On peut alors observer un cycle se construire entre la main, l’oeil et la tête. Ce trio forme une boucle dans laquelle il est utile d’aller une fois dans un sens, une fois dans l’autre dans le but d’atteindre une compréhension totale d’un apprentissage. Si l’on prend l’exemple de l’enseignement en mathématiques, l’enjeu est donc de rendre concrète une notion totalement abstraite faite de symboles. En les spatialisant, en les manipulant avec les outils pédagogiques adéquats, le système de fonctionnement est acquis et enregistré dans notre mémoire par nos gestes et notre vision. Une fois le système de fonctionnement intégré, la notion abstraite devient concrète et peut se traduire par la suite, mentalement sans autre outil que la représentation manuelle de ce savoir. La finalité de l’abstraction dans ce cadre-là c’est donc de pouvoir calculer mentalement.
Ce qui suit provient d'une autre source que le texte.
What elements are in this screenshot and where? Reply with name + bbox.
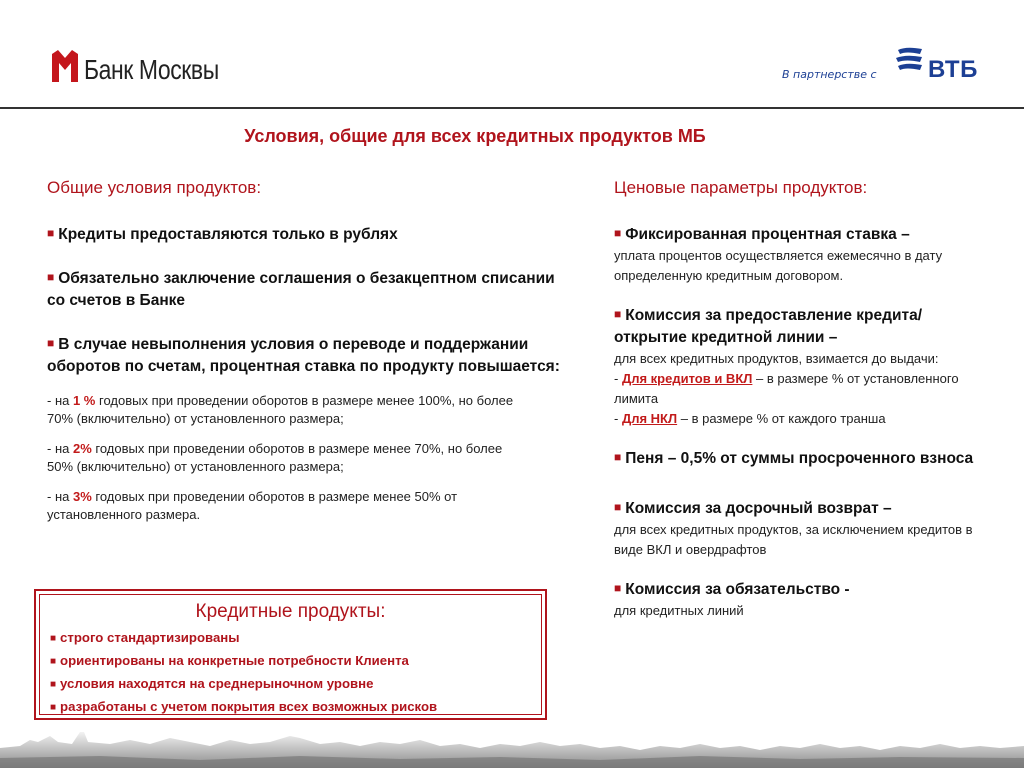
vtb-logo-text: ВТБ — [928, 56, 978, 83]
fixed-rate-item: ■ Фиксированная процентная ставка – уплата процентов осуществляется ежемесячно в дату определенную кредитным договором. — [614, 226, 943, 283]
bullet-square-icon: ■ — [47, 336, 55, 350]
bullet-square-icon: ■ — [614, 450, 622, 464]
slide-title: Условия, общие для всех кредитных продуктов МБ — [244, 126, 706, 146]
box-item: ■ строго стандартизированы — [50, 630, 240, 645]
pricing-parameters-heading: Ценовые параметры продуктов: — [614, 178, 868, 197]
box-item: ■ условия находятся на среднерыночном уровне — [50, 676, 374, 691]
bank-logo-text: Банк Москвы — [84, 54, 219, 85]
early-repayment-item: ■ Комиссия за досрочный возврат – для всех кредитных продуктов, за исключением кредитов в виде ВКЛ и овердрафтов — [614, 500, 973, 557]
city-skyline-image — [0, 722, 1024, 768]
vtb-logo-icon — [894, 46, 924, 74]
bullet-square-icon: ■ — [50, 633, 57, 644]
rate-increase-2: - на 2% годовых при проведении оборотов в размере менее 70%, но более 50% (включительно) от установленного размера; — [47, 441, 503, 474]
bullet-agreement: ■ Обязательно заключение соглашения о безакцептном списании со счетов в Банке — [47, 270, 555, 309]
pricing-parameters-section — [614, 178, 994, 638]
slide-header — [0, 0, 1024, 108]
rate-increase-1: - на 1 % годовых при проведении оборотов в размере менее 100%, но более 70% (включительно) от установленного размера; — [47, 393, 514, 426]
commitment-fee-item: ■ Комиссия за обязательство - для кредитных линий — [614, 581, 850, 618]
bullet-square-icon: ■ — [614, 500, 622, 514]
box-item: ■ ориентированы на конкретные потребности Клиента — [50, 653, 409, 668]
nkl-link: Для НКЛ — [621, 411, 678, 426]
general-conditions-heading: Общие условия продуктов: — [47, 178, 262, 197]
issue-commission-item: ■ Комиссия за предоставление кредита/открытие кредитной линии – для всех кредитных продуктов, взимается до выдачи: - Для кредитов и ВКЛ – в размере % от установленного лимита - Для НКЛ – в размере % от каждого транша — [614, 307, 959, 426]
bullet-square-icon: ■ — [50, 679, 57, 690]
bullet-square-icon: ■ — [614, 581, 622, 595]
bullet-rubles: ■ Кредиты предоставляются только в рублях — [47, 226, 398, 243]
credit-products-heading: Кредитные продукты: — [195, 601, 386, 622]
header-divider — [0, 107, 1024, 109]
bullet-square-icon: ■ — [47, 226, 55, 240]
credit-products-box — [34, 589, 547, 720]
bullet-square-icon: ■ — [50, 656, 57, 667]
bank-moscow-logo-icon — [52, 50, 78, 82]
bullet-square-icon: ■ — [47, 270, 55, 284]
box-item: ■ разработаны с учетом покрытия всех возможных рисков — [50, 699, 438, 714]
bullet-square-icon: ■ — [614, 307, 622, 321]
general-conditions-section — [47, 178, 567, 536]
penalty-item: ■ Пеня – 0,5% от суммы просроченного взноса — [614, 450, 974, 467]
rate-increase-3: - на 3% годовых при проведении оборотов в размере менее 50% от установленного размера. — [47, 489, 458, 522]
bullet-square-icon: ■ — [614, 226, 622, 240]
bullet-rate-increase: ■ В случае невыполнения условия о переводе и поддержании оборотов по счетам, процентная ставка по продукту повышается: — [47, 336, 560, 375]
bullet-square-icon: ■ — [50, 702, 57, 713]
partner-label: В партнерстве с — [782, 68, 877, 81]
credits-vkl-link: Для кредитов и ВКЛ — [621, 371, 753, 386]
Un concept qui ne date pas d’aujourd’hui

Ce concept simplement énoncé est en fait partagé par de nombreux pédagogues, médecins et psychologues depuis des années. Prenons l’exemple de Jerome Bruner, psychologue cognitif américain né en 1915. Dans sa théorie il décrit trois différents modes nécessaires à l’apprentissage et à la transmission. Premièrement le mode enactif. Ce mode induit la manipulation, le besoin de percevoir par les sens. Deuxièmement le mode iconique. Ce mode caractérise l’apparence visuelle, c’est ainsi pour Bruner qu’un enfant sait à quoi ressemble un triangle sans savoir expliquer pourquoi cette forme est triangulaire, il s’agit de représentation visuelle. Troisièmement le mode symbolique. Ce mode s’affine avec l’âge et l’expérience et permet de déduire une logique, un système mis en place par les deux premiers modes énoncés.

 

Selon Bruner ce dernier mode est concrétisé par le langage. C’est ce qui fait par exemple qu’un enfant sera capable d’expliquer oralement ce qu’est un triangle sans avoir besoin de faire un dessin. Ici on passe à l’étage supérieur celui du concept et de l’abstraction. Bruner indique que ces trois modes sont à alterner pour obtenir une compréhension totale, distinguant l’apprentissage scolaire classique qui fonctionne à partir de faits et de techniques apprises par coeur.

 

Pour Bruner la conclusion est donc la suivante : un apprentissage peut évoluer à travers les trois modes de représentations; par l’action, par sa représentation imagée et par sa représentation symbolique. Aucun apprentissage n’est enfermé dans un seul mode aussi bien chez l’enfant que chez l’adulte. Car même s’il est vrai que la représentation symbolique est plus affinée avec l’âge et l’expérience, nos activités d’adultes sont fréquemment réalisées en référence unique à la représentation enactive.